Electric Submersible Pump system

This type of pump is an efficient and reliable artificial-lift method for lifting moderate to high volumes up to 150000 barrel per day of fluids from wellbores.

              2. Sucker Rod Pumps

The sucker-rod lift method, is the oldest and most widely used type of artificial lift for most wells. A sucker-rod pumping system is made up of several components, some of which operate aboveground and other parts of which operate underground, down in the well. In this system, a plunger, cylinder and standing valve system is located downhole as part of the tubing string and connected by steel rods to a vertical reciprocation system at surface. The surface reciprocation system is referred to as a “nodding donkey” and is driven by a beam suspended on a pivot point and creates reciprocation through a rotary wheel. This type of system is suitable for very low to medium production rates i.e. < 1,000 barrel per day and can operate with wells having no flowing bottomhole pressure.

Sucker Rod Pump system


Selecting an Artificial Lift System

To realize the maximum potential from developing any oil or gas field, the most economical artificial lift method must be selected. Each artificial lift system has a preferred operating and economic envelope influenced by factors such as fluid gravity, GOR, production rate as well as development factors such as well type, location and availability of power.
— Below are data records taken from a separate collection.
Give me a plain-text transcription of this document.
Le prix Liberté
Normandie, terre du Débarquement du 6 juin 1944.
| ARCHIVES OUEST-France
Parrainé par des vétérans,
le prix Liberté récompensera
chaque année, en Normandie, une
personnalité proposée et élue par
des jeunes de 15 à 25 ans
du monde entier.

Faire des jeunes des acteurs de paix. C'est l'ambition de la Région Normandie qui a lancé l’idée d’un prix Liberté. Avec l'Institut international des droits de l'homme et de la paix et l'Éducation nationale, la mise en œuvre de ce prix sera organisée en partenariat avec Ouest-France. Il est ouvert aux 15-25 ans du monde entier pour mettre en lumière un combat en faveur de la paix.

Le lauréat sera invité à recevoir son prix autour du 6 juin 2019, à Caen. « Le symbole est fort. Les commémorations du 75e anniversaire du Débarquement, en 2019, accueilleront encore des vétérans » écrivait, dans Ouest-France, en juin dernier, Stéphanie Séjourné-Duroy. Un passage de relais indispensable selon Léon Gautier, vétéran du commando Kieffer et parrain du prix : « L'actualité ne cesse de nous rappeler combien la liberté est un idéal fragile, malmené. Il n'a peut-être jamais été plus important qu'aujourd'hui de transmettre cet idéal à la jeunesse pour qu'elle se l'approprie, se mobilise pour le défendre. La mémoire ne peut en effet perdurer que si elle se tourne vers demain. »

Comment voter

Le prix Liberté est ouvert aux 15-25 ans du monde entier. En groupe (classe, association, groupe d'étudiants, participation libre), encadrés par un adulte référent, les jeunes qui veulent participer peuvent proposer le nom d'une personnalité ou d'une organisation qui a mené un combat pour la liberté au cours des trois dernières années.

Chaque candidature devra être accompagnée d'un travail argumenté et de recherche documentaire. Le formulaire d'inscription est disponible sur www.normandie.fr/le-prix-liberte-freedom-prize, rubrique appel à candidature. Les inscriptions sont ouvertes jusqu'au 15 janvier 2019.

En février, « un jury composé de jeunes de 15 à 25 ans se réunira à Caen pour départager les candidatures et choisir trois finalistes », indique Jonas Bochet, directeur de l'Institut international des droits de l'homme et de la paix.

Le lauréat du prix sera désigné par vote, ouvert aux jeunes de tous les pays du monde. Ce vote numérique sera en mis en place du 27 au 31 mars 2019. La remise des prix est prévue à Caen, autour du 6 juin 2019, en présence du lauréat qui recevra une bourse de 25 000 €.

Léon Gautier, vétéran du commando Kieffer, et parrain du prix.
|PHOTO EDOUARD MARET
Artificial lift method selection should be a part of the overall well design. As the wellbore size relatively affects to the desired production rate, wells should be drilled and completed with future production and lift methods in mind. It requires a comprehensive and collective activities throughout drilling process to well completion and production of many different parties that involve in the process and it is obvious not feasible every time. Very often a casing program has been designed to minimize well-completion costs, but it is later found that the desired production could not be obtained because of the size limitation on the artificial lift equipment. This can lead to an ultimate loss of total reserves. Even if target production rates can be achieved, smaller casing sizes can lead to higher long-term well-servicing problems.